Recently Google’s own declarative programming paradigm implementation for Android development, Jetpack Compose recently (February 2022) came to a stable 1.1 release (first 1.0 stable release in July 2021), so I decided to give it a try and see what all the fuss is about.


To test Compose on a “real” life project, I created an app called Pogley. The name is a derivation from a Slovenian word “poglej” which means “check it out” and it’s intended to be used in the following context; “check out which and how many items we have in our warehouse”. It’s an inventory/stock tracking app for small businesses (plumbers, carpenters) and personal workshops that tracks all items you own, so you can easily asses what you need to buy when you’re shopping for material (screws, iron bars, pipes, …) and so you can keep track which project/client consumed which items from your stock.

I’ve made it open source, so it’s available on my GitHub.

Pogley App

Project Intentions

I wanted to check out how Jetpack Compose works; how it changes the UI element creation, what some benefits are and what are the current drawbacks.

Apart from that, I also wished to check out some of the Google IO 2021 announcements (Android 12):

  • Material You (Material3)
  • Splash Screen Animations
  • Unified Test Platform (UTP)
Google IO 2021 Material You
Google IO 2021 Material You

In 2021 LiveData was pushed a bit to the sidelines and Kotlin Flows took the spotlight. Why the shift? LiveData handled data exposure (to UI layer) and lifecycle awareness really well, but it is not part of the Kotlin programming language, rather part of the Android ecosystem. Kotlin Flows, on the other hand, fit perfectly into Compose reactive model.

LiveData is not yet deprecated, but Kotlin Flows are recommended to be used instead.

Project Architecture

I decided to take the route of Clean Architecture approach from Uncle Bob which is quite in line with Android best practices; which state that you should have UI, Domain and Data layers in your app.

Basically the bridges between the layers are:

  • For communication between UI and Domain layer, you use Android’s ViewModel
  • For communication within the Domain layer, you use UseCases which communicate with Repository
  • For communication between Domain and Data layer, you use Repository, where the interface resides in the Domain layer and the implementation in the Data layer
  • For communication within the Data layer, you use DataSources which communicate directly with either RemoteDataSource (webservice) or LocalDataSource (database, file)

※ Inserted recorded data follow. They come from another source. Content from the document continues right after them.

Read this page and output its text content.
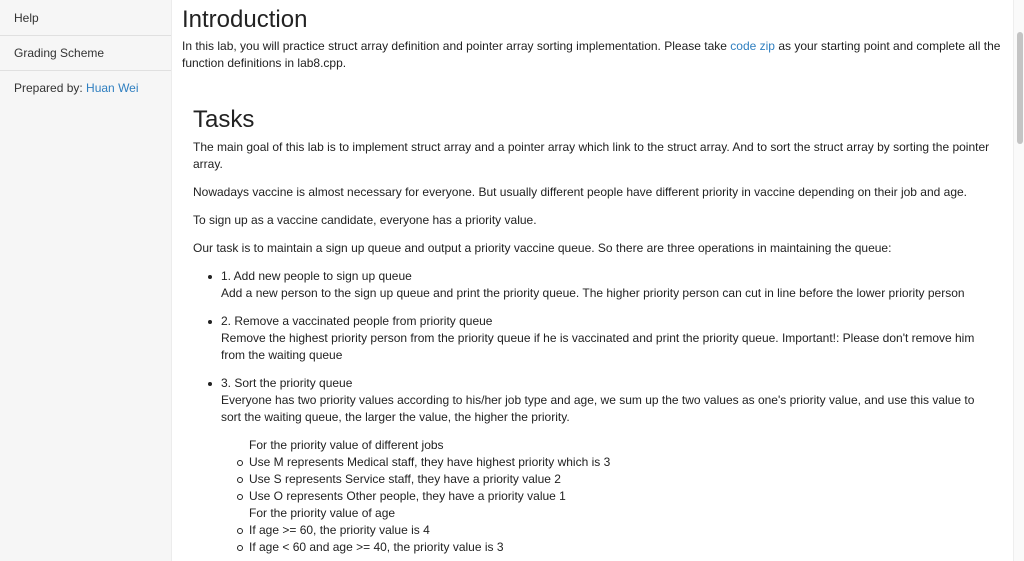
Help
Grading Scheme
Prepared by: Huan Wei
Introduction
In this lab, you will practice struct array definition and pointer array sorting implementation. Please take code zip as your starting point and complete all the function definitions in lab8.cpp.
Tasks
The main goal of this lab is to implement struct array and a pointer array which link to the struct array. And to sort the struct array by sorting the pointer array.
Nowadays vaccine is almost necessary for everyone. But usually different people have different priority in vaccine depending on their job and age.
To sign up as a vaccine candidate, everyone has a priority value.
Our task is to maintain a sign up queue and output a priority vaccine queue. So there are three operations in maintaining the queue:
1. Add new people to sign up queue
Add a new person to the sign up queue and print the priority queue. The higher priority person can cut in line before the lower priority person
2. Remove a vaccinated people from priority queue
Remove the highest priority person from the priority queue if he is vaccinated and print the priority queue. Important!: Please don't remove him from the waiting queue
3. Sort the priority queue
Everyone has two priority values according to his/her job type and age, we sum up the two values as one's priority value, and use this value to sort the waiting queue, the larger the value, the higher the priority.
For the priority value of different jobs
Use M represents Medical staff, they have highest priority which is 3
Use S represents Service staff, they have a priority value 2
Use O represents Other people, they have a priority value 1
For the priority value of age
If age >= 60, the priority value is 4
If age < 60 and age >= 40, the priority value is 3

This makes the whole project easier to test, since the Separation of Concerns rule is perfectly used and each bigger component mentioned above can be replaced with with a Fake test component.

Pogley Architecture
Pogley Architecture Diagram

Jetpack Compose Thoughts

I kind of prefer the declarative approach introduced to Android development with Compose. Designing the UI through XML was always a bit off for me.

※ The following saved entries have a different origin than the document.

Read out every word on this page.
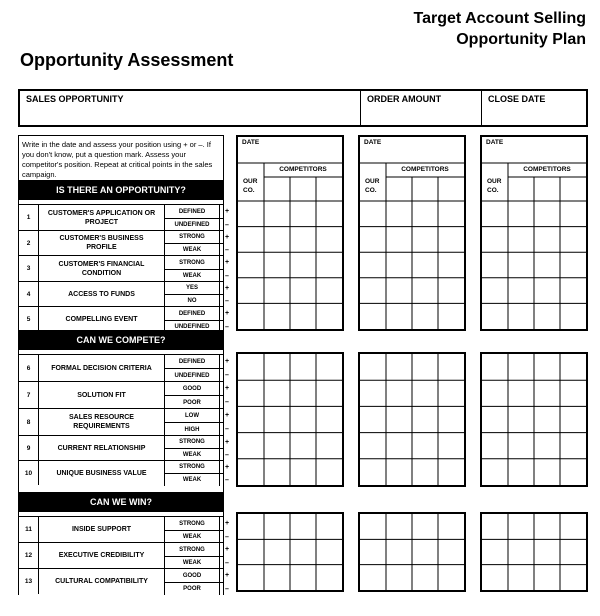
Target Account Selling
Opportunity Plan
Opportunity Assessment
SALES OPPORTUNITY	ORDER AMOUNT	CLOSE DATE
Write in the date and assess your position using + or –. If you don't know, put a question mark. Assess your competitor's position. Repeat at critical points in the sales campaign.
IS THERE AN OPPORTUNITY?
1
CUSTOMER'S APPLICATION OR PROJECT
DEFINED	+
UNDEFINED	–
2
CUSTOMER'S BUSINESS PROFILE
STRONG	+
WEAK	–
3
CUSTOMER'S FINANCIAL CONDITION
STRONG	+
WEAK	–
4	ACCESS TO FUNDS
YES	+
NO	–
5	COMPELLING EVENT
DEFINED	+
UNDEFINED	–
CAN WE COMPETE?
6	FORMAL DECISION CRITERIA
DEFINED	+
UNDEFINED	–
7	SOLUTION FIT
GOOD	+
POOR	–
8
SALES RESOURCE REQUIREMENTS
LOW	+
HIGH	–
9	CURRENT RELATIONSHIP
STRONG	+
WEAK	–
10	UNIQUE BUSINESS VALUE
STRONG	+
WEAK	–
CAN WE WIN?
11	INSIDE SUPPORT
STRONG	+
WEAK	–
12	EXECUTIVE CREDIBILITY
STRONG	+
WEAK	–
13	CULTURAL COMPATIBILITY
GOOD	+
POOR	–
DATE
COMPETITORS
OUR
CO.
DATE
COMPETITORS
OUR
CO.
DATE
COMPETITORS
OUR
CO.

You can write Composable components in a Component-like structure and can abstract it to a large extent in a very OOP-kind of way.

  • Composable components can be provided through a parameter to other Composables, enabling you to write wrapper components with a specific look & feel
  • You can provide lambda functions for click handlers, modifiers for style,… to child components
  • You can have better state management through the State object introduced in Android
  • You can build the Components in isolation and have an instant preview of them through @Preview annotation


However you need to be a bit more cautious when designing a screen. The whole structure can quite quickly become unreadable and unmanageable. To tackle this problem, you should know when to cut a component and create it within its own file.

You need to get used to what features are included within the Composable’s Modifiers and what the Composable provides itself. For example some components take onClick listeners as an argument, others need to define a Modifier.clickable lambda.

The order of Modifier values is important and can change your Composable’s look greatly, so you have to be careful how you stack them.

Project TODOs

There are still several things left to be done, but I decided to start writing this blog post before I forget stuff.


I’ll have to add some pretty beautiful designs, to see all aspects of Material3. It sucks a bit since I’m a bad brainstormer for UI, so I’ll probably combine the design of several other apps/websites.

I still need to figure out a cool logo for Pogley, to make a meaningful splash screen animation. An option that was also introduced during IO 2021.

I’ll need to get my hands dirty with Unit, Integration and Instrumental tests, to see how easy it is to test Composable components.


A few things are on top of my mind:

  • Project (hobby, for a client) definition and all the InventoryItems that were consumed by each
  • Shopping list fragment
  • Project list fragment
  • Various history lists
  • Client contact list

and some things that would need a backend:

  • Account
  • Multiple account syncing (small business with several employees)
  • Webapp dashboard
  • Client scheduling through business website

I highly doubt I’ll do everything from above and I don’t know how long I’ll stick to the project since I’m actively job hunting currently, but I’ll try my best.

It also depends if anyone will even find this useful for their case and I’d need to come up with how I’m going to monetise this app.


I’ve learned quite some things while making this little thing and I’ll probably learn quite some more, if I’ll stick to it long enough.

Like I already mentioned, I’m not entirely sure how much effort I could put into this, since I currently have other priorities.

Enjoy your day and best of luck in your future endeavours!